Dissertation:

Auditors’ Role in Fair Value Monitoring: Evidence from Security-Level Data

I study the economic forces that shape the role of the audit firm as monitor of its clients’ fair value (FV) measurements. Specifically, I analyze how an auditor’s ability and willingness to influence clients’ FV valuations influences the extent to which its clients exhibit consistency in valuations for economically equivalent securities. I find that auditors’ security-specific FV experience is associated with increased consistency in valuations among clients holding the same security, consistent with audit firms developing FV expertise at the security level. Moreover, I find that consistency is higher when the audit office is in a more concentrated market, and when the client is economically less important to the auditor, consistent with audit office market incentives affecting FV audit quality. My study sheds light on the mechanisms that shape the role of auditors in the FV determination process.

Working papers:

Public Financial Statements and Private Firm Equity Financing with Brian Baik and Rodrigo Verdi

We study whether the availability of public financial statements by private firms influences the probability of raising venture capital (VC) and private equity (PE) financing. Extant research on this topic is limited and, if anything, suggests that the direction of the relation goes the other way around (i.e., that financial reporting availability/transparency is a consequence of private equity financing). Using two complementary settings with plausibly exogenous differences in financial statement availability, we find that an increase in financial statement availability is associated with an increase in the probability of a private firm obtaining VC/PE financing. Further tests suggest that public financial statements facilitate VC/PE funds’ investments through mitigating costs related to the target search process. Our evidence highlights the importance of public financial statements in the decision making of private investors, an important and under-studied segment of the financing market.
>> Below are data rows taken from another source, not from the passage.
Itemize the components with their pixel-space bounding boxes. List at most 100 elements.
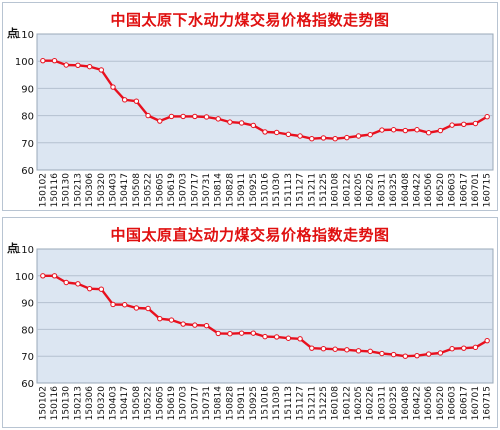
x-tick-label: 150522 [144,386,154,420]
data-point [51,273,58,279]
data-point [75,281,81,287]
data-point [145,305,151,312]
x-tick-label: 150403 [109,386,119,420]
x-tick-label: 150320 [97,173,107,208]
data-point [40,57,46,64]
x-tick-label: 160311 [377,173,387,207]
y-tick-label: 70 [21,352,34,363]
x-tick-label: 150925 [249,386,259,420]
data-point [133,98,140,104]
data-point [238,120,245,126]
data-point [262,333,268,340]
data-point [203,114,210,120]
y-tick-label: 60 [21,166,34,177]
x-tick-label: 151030 [272,386,282,421]
data-point [402,127,409,134]
x-tick-label: 151016 [261,173,271,208]
x-tick-label: 150703 [179,173,189,207]
x-tick-label: 160122 [342,173,352,207]
x-tick-label: 160205 [354,386,364,420]
data-point [180,113,186,120]
data-point [121,97,128,103]
data-point [344,347,350,353]
data-point [297,133,303,139]
data-point [285,131,292,138]
data-point [309,345,315,351]
x-tick-label: 150116 [50,173,60,208]
x-tick-label: 150417 [120,386,130,420]
data-point [98,286,105,292]
x-tick-label: 160715 [483,386,493,420]
x-tick-label: 160715 [483,173,493,207]
y-unit-label: 点 [7,27,18,40]
x-tick-label: 150828 [225,173,235,208]
data-point [437,127,444,134]
x-tick-label: 160226 [366,173,376,208]
data-point [63,279,69,286]
data-point [461,345,467,351]
x-tick-label: 160520 [436,386,446,421]
x-tick-label: 150102 [38,386,48,420]
data-point [425,130,432,136]
x-tick-label: 160617 [459,173,469,207]
x-tick-label: 150306 [85,173,95,208]
x-tick-label: 160205 [354,173,364,207]
x-tick-label: 160617 [459,386,469,420]
x-tick-label: 160603 [448,173,458,207]
data-point [379,350,385,357]
x-tick-label: 151030 [272,173,282,208]
x-tick-label: 151225 [319,386,329,420]
x-tick-label: 160325 [389,386,399,420]
data-point [238,330,245,336]
data-point [250,330,257,336]
data-point [414,127,420,133]
x-tick-label: 160108 [331,173,341,208]
data-point [297,336,303,342]
x-tick-label: 150717 [190,173,200,207]
data-point [51,57,58,64]
x-tick-label: 150417 [120,173,130,207]
data-point [332,346,338,352]
x-tick-label: 151127 [296,173,306,207]
data-point [344,134,350,141]
x-tick-label: 150717 [190,386,200,420]
data-point [425,351,432,357]
x-tick-label: 150403 [109,173,119,207]
x-tick-label: 160701 [471,173,481,207]
data-point [437,350,444,356]
x-tick-label: 150911 [237,173,247,207]
data-point [227,119,233,125]
x-tick-label: 160506 [424,386,434,421]
x-tick-label: 150703 [179,386,189,420]
data-point [309,136,315,142]
x-tick-label: 160325 [389,173,399,207]
data-point [355,133,362,139]
y-tick-label: 100 [15,272,34,283]
data-point [250,122,257,129]
x-tick-label: 150605 [155,386,165,420]
data-point [390,351,397,358]
x-tick-label: 160603 [448,386,458,420]
x-tick-label: 160506 [424,173,434,208]
x-tick-label: 151211 [307,386,317,420]
x-tick-label: 150213 [73,386,83,420]
x-tick-label: 150814 [214,386,224,421]
x-tick-label: 151113 [284,386,294,420]
data-point [320,135,327,141]
data-point [192,113,198,120]
x-tick-label: 160422 [413,173,423,207]
chart-panel-direct: 60 70 80 90 100 110 150102 150116 150130 150213 15… [2,217,498,428]
x-tick-label: 160226 [366,386,376,421]
x-tick-label: 151211 [307,173,317,207]
data-point [133,305,140,311]
chart-panel-shuttle: 60 70 80 90 100 110 150102 150116 150130 150213 15… [2,2,498,211]
data-point [75,62,81,68]
x-tick-label: 150605 [155,173,165,207]
data-point [110,301,116,308]
data-point [332,136,338,142]
plot-area [36,33,494,171]
x-tick-label: 150619 [167,173,177,208]
data-point [472,344,479,351]
y-tick-label: 80 [21,325,34,336]
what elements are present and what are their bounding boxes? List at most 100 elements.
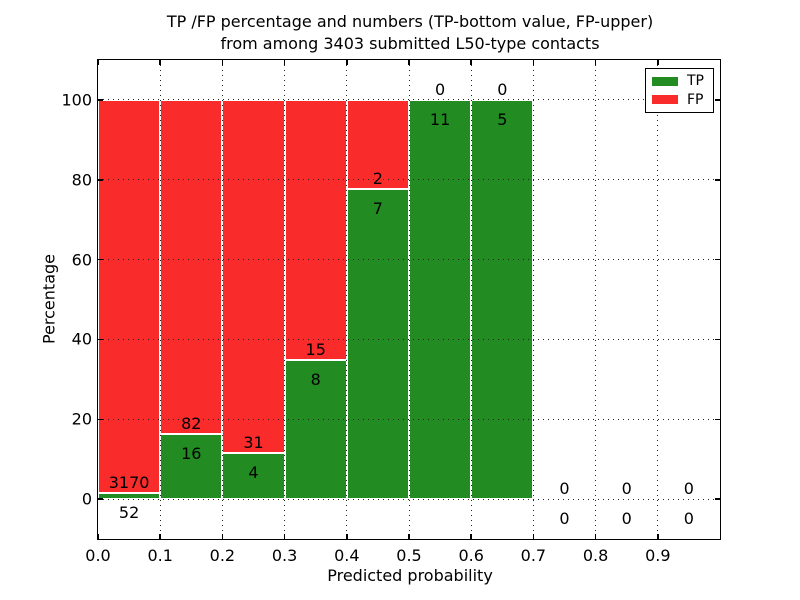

Do you have to adopt to adopt? Evidence on IFRS spillovers in conglomerates with Nemit Shroff and Rodrigo Verdi

We study the impact of a parent firm’s IFRS adoption on the accounting properties of their private non-IFRS-adopting European subsidiaries. In contrast to public European firms, private European firms are typically not required to adopt IFRS. We examine the private subsidiaries that do not adopt IFRS even though their parents do, and find spillover effects on the accounting properties of non-adopting subsidiaries as a result of parental adoption. Specifically, private subsidiaries engage in less earnings management after their parents adopt IFRS, which based on prior evidence on IFRS reporting we interpret as the subsidiary’s earnings becoming more IFRS-like. These effects are stronger for subsidiaries whose parents have a larger ownership stake, and for subsidiaries that are located in a different country than their parent. These spillover effects may have important contracting consequences that require further.